I cut my teeth as a young trainer in the hustle and bustle of a big commercial gym, grinding through long hours on “split shifts” (early mornings and late afternoons).

Those hours were often packed with 30-minute sessions where I was expected to lead clients through effective total-body workouts.

Few of my clients came in with any experience in strength training and had only the bare minimum amount of time, energy, and attention to invest into their workouts.

Dealing with constant distraction from cell phones and exhaustion from work was the norm.

All this to say, wasting time on boring or complicated exercises was completely out of the question.

When the clock is ticking, efficiency rules.

A big mistake I see from my fellow strength coaches is taking on a new student and “cueing them to death,” nitpicking every detail to the point where the trainee barely gets to move.

The coach gets to flex his expertise while the lifter remains cold and confused.

In my opinion, this is an unhealthy dynamic and undermines the teamwork aspect of the coaching relationship.

As Dan John would put it, “don’t make me look stupid!”

I like to have clients train themselves as much as possible. By setting up a few creative constraints and letting them explore new techniques in a safe environment, people discover for themselves how to move, what works, and what doesn’t.

With just a little feedback from the coach, this breeds confidence and leads to new insights.

With that preamble out of the way, here’s how I might put this into practice while teaching one of the more complex kettlebell exercises – the Turkish Get Up.

The TGU is one of my favorite exercises that builds core and shoulder strength like none other.

The only problem?

Right from the start, many folks feel like a drunken turtle stuck on his back.

Add a big wobbly kettlebell overhead and we have a recipe for disaster.

Therefore, it’s my job to smooth out the learning curve and build little wins… all while keeping the trainee engaged and moving safely.

Here are a few strategies:

Use An Anchor

The unloaded arm and lat help to pull your torso diagonally off the floor.

Only problem?

There’s nothing to pull on!

Of course, we can cue the lifter to drive the elbow down into the floor, but that’s rarely enough to break inertia.

A simple solution: use a kettlebell as an anchor to pull against.

  • Tip a heavy bell on its side so the handle stands vertical on the ground and in-line with the bottom arm
  • Grab the handle and apply a gentle “stab” force down into the ground
  • Keep the forearm grounded and pull with the lats to assist the roll up

Once the lifter has popped up to the elbow, he can let go of the anchor and continue the rep.

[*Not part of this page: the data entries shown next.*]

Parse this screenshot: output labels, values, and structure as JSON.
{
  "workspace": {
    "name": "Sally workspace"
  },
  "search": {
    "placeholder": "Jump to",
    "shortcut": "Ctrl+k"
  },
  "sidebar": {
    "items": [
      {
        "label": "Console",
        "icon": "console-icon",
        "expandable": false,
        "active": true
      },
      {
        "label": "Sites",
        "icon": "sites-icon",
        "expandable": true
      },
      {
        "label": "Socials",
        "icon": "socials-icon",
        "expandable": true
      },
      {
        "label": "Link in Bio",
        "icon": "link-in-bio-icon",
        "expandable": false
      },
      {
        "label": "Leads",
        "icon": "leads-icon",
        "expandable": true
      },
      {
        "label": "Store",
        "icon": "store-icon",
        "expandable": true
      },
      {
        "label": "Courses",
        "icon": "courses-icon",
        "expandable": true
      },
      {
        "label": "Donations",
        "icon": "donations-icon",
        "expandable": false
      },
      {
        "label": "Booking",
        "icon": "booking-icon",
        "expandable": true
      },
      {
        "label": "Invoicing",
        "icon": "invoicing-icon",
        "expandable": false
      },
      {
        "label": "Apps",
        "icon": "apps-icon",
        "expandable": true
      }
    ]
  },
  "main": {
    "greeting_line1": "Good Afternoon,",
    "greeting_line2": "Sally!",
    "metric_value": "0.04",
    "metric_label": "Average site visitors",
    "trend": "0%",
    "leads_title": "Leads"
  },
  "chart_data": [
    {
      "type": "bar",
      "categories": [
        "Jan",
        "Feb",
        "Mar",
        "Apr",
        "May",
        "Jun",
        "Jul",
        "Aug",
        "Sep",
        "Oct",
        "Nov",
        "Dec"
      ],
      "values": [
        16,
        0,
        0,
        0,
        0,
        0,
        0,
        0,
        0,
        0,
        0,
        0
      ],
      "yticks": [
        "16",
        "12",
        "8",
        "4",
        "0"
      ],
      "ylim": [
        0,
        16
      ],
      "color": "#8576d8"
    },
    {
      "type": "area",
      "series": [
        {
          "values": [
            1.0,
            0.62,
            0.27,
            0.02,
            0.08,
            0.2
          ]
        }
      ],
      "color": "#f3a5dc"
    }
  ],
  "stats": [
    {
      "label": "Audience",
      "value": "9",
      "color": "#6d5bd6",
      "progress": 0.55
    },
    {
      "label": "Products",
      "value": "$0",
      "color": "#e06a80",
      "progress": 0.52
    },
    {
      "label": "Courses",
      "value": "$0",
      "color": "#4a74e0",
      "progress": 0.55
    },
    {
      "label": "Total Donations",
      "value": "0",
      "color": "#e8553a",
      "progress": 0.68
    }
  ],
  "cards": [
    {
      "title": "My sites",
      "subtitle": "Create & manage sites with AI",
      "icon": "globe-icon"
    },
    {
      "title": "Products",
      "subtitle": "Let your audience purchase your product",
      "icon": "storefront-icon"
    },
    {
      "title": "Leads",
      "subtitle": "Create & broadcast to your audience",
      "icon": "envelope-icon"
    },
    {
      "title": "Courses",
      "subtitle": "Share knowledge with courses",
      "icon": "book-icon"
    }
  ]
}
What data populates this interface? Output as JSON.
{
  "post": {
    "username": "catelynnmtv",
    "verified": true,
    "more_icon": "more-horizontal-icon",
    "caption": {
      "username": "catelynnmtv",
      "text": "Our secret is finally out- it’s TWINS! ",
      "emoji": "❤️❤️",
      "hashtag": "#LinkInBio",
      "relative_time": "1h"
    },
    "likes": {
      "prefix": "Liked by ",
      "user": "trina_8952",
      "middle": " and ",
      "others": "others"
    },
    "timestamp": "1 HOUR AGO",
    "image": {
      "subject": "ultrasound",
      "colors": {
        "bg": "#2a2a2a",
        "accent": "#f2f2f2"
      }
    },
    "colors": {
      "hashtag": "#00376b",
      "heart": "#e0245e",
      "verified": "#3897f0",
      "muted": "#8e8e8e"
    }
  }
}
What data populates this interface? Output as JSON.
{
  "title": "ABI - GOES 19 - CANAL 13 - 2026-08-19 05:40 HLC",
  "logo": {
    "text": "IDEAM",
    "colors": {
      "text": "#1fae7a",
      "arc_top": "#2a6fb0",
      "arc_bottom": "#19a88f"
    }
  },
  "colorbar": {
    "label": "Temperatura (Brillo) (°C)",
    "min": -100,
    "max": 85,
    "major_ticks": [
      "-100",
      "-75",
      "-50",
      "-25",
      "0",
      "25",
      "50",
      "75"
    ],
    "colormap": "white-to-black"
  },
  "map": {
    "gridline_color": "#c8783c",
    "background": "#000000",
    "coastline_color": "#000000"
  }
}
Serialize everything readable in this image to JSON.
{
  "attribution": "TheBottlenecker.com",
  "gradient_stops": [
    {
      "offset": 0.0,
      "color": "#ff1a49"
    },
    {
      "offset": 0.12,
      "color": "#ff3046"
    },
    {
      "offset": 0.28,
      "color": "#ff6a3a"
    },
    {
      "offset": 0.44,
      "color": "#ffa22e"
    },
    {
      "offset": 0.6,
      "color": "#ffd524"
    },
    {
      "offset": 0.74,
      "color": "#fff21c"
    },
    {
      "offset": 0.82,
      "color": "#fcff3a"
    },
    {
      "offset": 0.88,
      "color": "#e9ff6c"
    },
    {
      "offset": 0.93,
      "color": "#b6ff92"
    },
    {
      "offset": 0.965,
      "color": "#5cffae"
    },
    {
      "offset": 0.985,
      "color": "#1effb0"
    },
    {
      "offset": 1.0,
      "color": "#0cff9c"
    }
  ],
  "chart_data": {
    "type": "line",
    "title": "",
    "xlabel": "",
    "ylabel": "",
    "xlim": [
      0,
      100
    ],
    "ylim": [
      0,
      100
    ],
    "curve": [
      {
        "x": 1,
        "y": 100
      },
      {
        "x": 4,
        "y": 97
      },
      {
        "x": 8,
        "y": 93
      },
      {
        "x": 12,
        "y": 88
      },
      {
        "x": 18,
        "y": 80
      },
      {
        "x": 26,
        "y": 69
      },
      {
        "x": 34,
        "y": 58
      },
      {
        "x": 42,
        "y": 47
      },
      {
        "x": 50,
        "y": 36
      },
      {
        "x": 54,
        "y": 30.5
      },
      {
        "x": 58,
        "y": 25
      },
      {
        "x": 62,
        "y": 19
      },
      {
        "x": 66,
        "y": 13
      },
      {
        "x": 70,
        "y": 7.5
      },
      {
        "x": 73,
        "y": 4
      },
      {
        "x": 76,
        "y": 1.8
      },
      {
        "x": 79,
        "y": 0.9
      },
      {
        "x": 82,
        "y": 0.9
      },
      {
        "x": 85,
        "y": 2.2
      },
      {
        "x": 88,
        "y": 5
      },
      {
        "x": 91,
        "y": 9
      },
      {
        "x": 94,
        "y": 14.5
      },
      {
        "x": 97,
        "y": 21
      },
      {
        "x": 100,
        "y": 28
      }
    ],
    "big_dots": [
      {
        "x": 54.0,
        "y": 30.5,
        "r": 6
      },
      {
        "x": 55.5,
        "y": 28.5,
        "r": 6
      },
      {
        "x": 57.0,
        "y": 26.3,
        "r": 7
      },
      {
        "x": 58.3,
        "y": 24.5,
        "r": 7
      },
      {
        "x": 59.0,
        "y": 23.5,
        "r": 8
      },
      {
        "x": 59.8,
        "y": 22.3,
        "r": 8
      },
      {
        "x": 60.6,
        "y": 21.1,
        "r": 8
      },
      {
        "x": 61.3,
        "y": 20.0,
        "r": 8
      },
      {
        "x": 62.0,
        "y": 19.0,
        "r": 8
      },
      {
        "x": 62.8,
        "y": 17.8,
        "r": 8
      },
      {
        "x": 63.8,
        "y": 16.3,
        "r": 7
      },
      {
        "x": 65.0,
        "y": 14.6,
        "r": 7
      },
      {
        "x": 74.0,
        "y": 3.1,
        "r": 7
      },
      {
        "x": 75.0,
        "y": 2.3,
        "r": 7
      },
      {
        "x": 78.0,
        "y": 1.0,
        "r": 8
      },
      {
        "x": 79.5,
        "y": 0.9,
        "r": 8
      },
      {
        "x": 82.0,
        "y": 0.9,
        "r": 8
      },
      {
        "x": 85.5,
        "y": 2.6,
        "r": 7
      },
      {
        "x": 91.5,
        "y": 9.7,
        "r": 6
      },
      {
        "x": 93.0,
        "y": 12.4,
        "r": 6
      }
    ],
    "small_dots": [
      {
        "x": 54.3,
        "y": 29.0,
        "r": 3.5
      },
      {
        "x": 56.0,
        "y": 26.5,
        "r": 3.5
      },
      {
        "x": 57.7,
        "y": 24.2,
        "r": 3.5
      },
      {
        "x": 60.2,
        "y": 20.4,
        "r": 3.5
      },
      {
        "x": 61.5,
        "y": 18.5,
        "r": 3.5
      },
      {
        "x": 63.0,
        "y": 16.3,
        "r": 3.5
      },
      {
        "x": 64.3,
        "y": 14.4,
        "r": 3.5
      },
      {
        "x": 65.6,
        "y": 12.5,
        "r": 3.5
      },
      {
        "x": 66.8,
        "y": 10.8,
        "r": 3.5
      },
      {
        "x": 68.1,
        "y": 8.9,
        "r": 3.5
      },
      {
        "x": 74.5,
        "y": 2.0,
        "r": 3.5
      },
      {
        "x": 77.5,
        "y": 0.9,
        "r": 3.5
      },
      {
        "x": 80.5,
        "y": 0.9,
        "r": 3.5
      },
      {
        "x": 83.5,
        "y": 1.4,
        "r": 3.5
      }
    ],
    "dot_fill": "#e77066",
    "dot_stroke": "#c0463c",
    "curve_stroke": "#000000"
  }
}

This is a prime example of how an external cue can help develop internal pattern of tension.

Move That Booty

The upper body pulls the torso into the roll-up, while the lower body pushes. Indeed, the contralateral (opposite side) hip and shoulder, or rater – the glute and lat, work together to pop us off the floor.

Often, we are so focused on the kettlebell and loaded arm that we forget to use the hips to drive movement.

A simple way to get the glutes in the game is to perform “mini bridges” with the posted leg:

  • From the lying position, drive the planted foot down into the ground
  • Squeeze the same-side glute to perform a single-leg bridge
  • Pivot the hip so it moves diagonally up and across (not straight up)
  • Keep the other leg long with slight tension through the quads
  • Roll up to the forearm and repeat (keep space between the downside ear and shoulder)
  • Post up to the seated position and repeat (this is the traditional “high-bridge” technique)

Incorporating movement into otherwise static postures not only builds comfort with the get up, but also helps the lifter find new strategies to move through the steps.

Use These Bodyweight Core Exercises

We’ve covered upper and lower body specific drills.

Now we’re going to knit these two halves together with a few of my favorite core exercises.

The get up requires a combination of cross-body (opposite hip/shoulder) coordination, core strength, and shoulder stability.

Sure, the TGU develops these qualities, but you can supercharge your efforts by adding these bodyweight exercises into your training:

Dead Bug

  • Lie on your back with knees tucked in and hands reaching skyward
  • Extend the opposite arm and leg out to touch the floor
  • Maintain core engagement and deep breathing
  • The knees and elbows may bend to shorten the range of motion

Cross-Body March

  • Stand tall with arms overhead
  • Raise one knee and tap it with the opposite hand
  • Root through the standing leg
  • Pause and press hard against the leg to create extra core and lat engagement

Bear Crawl

  • From all-fours, take small steps by moving the opposite hand and foot in tandem
  • Keep the knees close to the ground and back flat
  • Add a knee tap (as described in the march) between each step
  • Crawl from the knees if the shoulders/wrists get jammed up
  • Move forward and backward

Perform each of these exercises for time, 60-90 seconds, moving slow and smooth at your own pace.

As you can see, the main goal with these ideas is to teach the subtleties of the Turkish Get Up without resorting to excessive cueing and boring monologues.

Instead, we encourage exploration of the Get Up with new, user-friendly movements.

Put this concept to use in your own training or coaching approach watch how a little play can go a long way.